Questões como essa reverberam do Diário do busão. Desconfortável de sua posição como trabalhador da arte, Diogo, sob uma perspectiva às avessas, compreende-se como público, invertendo os lugares de fala e escuta. Fora do seu lugar, orienta-se ao que lhe é externo, estranho, desconhecido, alienígena. Aprendi recentemente que a palavra latina hostis, que define hospitalidade, significa tanto visitante como inimigo, aquele que pode perturbar a ordem de quem o hospeda. O Diário do busão identifica o que há de hostilidade na hospitalidade de boas-vindas institucional, incentivando situações abertas às mais variadas e imprevistas formas de estranhamento.

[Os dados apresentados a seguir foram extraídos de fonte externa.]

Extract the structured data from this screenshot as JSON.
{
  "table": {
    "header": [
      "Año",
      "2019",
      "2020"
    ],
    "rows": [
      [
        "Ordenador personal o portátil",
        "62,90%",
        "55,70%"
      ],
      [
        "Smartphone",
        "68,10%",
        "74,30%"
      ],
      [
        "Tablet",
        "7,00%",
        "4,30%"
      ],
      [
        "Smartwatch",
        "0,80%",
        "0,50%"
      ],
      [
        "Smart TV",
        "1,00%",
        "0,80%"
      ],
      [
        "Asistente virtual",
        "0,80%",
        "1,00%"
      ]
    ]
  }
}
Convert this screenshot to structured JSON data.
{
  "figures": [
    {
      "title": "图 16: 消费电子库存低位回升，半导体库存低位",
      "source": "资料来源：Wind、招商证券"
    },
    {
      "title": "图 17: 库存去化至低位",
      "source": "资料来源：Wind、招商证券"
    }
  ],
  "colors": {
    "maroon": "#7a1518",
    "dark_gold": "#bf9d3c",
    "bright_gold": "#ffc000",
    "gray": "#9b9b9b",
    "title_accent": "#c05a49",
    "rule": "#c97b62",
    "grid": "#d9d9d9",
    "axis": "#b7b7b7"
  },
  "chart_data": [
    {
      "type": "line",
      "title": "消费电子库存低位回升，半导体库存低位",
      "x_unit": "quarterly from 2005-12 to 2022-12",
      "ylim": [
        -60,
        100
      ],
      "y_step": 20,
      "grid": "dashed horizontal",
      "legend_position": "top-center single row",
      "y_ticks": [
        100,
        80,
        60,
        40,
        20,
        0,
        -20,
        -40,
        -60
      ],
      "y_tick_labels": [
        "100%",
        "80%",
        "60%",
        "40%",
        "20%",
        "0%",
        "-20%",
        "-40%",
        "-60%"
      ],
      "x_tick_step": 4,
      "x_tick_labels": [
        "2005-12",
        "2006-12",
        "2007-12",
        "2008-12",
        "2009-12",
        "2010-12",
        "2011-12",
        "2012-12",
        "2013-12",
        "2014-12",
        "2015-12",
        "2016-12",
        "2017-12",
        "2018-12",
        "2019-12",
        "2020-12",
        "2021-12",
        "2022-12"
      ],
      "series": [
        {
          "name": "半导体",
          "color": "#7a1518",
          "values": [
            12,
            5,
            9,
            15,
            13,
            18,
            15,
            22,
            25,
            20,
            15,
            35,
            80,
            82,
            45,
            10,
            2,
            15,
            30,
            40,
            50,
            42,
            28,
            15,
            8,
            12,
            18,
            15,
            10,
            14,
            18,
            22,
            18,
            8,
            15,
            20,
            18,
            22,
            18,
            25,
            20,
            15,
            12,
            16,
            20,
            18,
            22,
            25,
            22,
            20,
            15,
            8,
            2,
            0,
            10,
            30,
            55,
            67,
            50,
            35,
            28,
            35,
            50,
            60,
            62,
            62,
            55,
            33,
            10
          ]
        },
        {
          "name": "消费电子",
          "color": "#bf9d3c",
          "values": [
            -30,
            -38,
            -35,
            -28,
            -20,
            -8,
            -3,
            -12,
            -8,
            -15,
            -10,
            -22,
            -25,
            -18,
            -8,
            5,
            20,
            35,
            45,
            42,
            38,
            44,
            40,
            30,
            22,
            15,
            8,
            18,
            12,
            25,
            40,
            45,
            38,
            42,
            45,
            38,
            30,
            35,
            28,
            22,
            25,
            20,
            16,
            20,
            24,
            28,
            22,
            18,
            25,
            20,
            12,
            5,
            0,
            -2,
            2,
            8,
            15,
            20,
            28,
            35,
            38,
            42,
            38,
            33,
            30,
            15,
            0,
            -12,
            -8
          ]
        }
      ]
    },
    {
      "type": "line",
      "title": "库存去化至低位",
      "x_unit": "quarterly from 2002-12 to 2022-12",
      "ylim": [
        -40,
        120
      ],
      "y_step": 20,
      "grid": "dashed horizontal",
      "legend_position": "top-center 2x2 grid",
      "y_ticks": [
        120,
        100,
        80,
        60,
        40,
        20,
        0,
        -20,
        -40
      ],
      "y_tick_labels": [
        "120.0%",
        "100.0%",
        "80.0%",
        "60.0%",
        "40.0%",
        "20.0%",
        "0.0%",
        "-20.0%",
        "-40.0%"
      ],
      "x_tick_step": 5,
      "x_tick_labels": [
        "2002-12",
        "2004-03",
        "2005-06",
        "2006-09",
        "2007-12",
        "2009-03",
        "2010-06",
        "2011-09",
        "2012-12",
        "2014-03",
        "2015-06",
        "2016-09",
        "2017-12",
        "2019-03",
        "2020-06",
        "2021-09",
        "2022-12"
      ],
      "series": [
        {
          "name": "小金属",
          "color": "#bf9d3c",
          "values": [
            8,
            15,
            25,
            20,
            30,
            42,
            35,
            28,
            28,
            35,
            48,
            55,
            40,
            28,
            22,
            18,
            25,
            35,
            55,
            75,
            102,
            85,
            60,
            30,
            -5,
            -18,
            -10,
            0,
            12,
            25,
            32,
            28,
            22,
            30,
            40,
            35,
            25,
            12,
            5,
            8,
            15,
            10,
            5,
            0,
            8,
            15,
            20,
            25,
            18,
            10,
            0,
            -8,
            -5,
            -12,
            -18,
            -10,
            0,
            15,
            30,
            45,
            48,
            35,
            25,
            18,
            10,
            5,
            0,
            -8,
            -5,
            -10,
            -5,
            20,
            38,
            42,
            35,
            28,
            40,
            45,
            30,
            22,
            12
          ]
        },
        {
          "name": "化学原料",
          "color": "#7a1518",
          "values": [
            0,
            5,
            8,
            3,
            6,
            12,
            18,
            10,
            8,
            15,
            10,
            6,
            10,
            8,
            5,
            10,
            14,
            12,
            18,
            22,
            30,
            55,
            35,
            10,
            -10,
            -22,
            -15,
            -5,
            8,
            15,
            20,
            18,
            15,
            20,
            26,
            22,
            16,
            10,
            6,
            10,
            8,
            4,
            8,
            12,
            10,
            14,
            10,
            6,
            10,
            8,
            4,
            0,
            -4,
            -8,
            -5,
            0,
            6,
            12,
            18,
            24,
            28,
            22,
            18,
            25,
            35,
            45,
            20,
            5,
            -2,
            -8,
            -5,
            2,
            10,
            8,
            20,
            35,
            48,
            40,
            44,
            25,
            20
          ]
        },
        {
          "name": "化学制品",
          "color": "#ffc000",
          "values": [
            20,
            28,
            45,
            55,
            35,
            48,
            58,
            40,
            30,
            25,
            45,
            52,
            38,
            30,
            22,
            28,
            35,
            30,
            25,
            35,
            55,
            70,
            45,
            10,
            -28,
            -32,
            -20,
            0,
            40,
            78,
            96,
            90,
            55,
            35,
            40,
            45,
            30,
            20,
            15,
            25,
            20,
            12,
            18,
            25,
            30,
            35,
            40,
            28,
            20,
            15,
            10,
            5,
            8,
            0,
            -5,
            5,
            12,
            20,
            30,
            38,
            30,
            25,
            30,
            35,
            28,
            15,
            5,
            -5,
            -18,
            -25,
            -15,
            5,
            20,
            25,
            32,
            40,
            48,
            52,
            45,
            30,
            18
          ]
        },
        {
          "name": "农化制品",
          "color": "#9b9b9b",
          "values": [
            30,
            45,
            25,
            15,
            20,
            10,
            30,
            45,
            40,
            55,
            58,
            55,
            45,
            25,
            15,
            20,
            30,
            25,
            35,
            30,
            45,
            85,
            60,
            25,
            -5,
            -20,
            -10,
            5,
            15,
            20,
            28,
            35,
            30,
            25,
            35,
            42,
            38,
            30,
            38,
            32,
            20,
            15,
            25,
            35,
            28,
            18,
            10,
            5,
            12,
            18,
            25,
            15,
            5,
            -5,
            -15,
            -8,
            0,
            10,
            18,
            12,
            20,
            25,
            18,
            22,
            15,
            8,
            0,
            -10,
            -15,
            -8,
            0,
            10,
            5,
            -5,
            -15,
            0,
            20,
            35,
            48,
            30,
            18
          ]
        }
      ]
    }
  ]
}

O formato artístico do resultado desse processo e sua apresentação em espaços oficiais da arte, como a Galeria Virgílio, partem de uma intenção de Diogo em estimular outros do meio a praticarem o mesmo deslocamento, engendrando esferas públicas propícias a interlocuções menos autodeterminadas e mais tensionadas. Nesse sentido, prefiro enxergar o Diário do busão como exercício ou método, que circunscreve, ainda que temporária e pontualmente, outras formas de organização e compartilhamento cultural, onde os trabalhadores e os públicos da arte se diluem e reconfiguram. Em seu extremo, seríamos todos iniciadores de processos, populares e coletivos. Teríamos a mediação como condição inerente e não posterior, onde se estabelece uma troca educacional sem fim em que todas as partes são beneficiadas e transformadas. Identificaríamos juntos problemas, urgências, sintomas de cada local onde nos inserimos. Deixaríamos a autoria e autoridade individual de lado. Saberíamos a hora de nos retirar, de modo a revezarmos nos papéis, sendo conduzidos e não condutores. Perderíamos nossos cânones. Acolheríamos os conflitos e não temeríamos rejeições, atentos a qualquer resposta às organizações iniciais. Lutaríamos por melhores e iguais condições de produção entre os envolvidos. Evitaríamos que pessoas fossem meros objetos do pensamento de outrem. Ofereceríamos nossos conhecimentos individuais para utilização como ferramentas compartilhadas e não de distinção. Reconheceríamos outras técnicas, ritmos, linguagens, agências e produções, sem nos pautar em julgamentos de valor preestabelecidos acadêmica, histórica ou cientificamente. Entenderíamos comunidades como ambientes dotados de cultura e experiências singulares. Articularíamos o passado no presente, suspendendo especulações futuras. Pensaríamos em mecanismos para alimentar a memória coletiva de cada processo e experiência. Veríamos as tarefas domésticas como trabalho; o ambiente privado, o corpo e as relações de gênero como lugar de construção social. Reuniríamos a esfera da vida cotidiana ao ato de criação.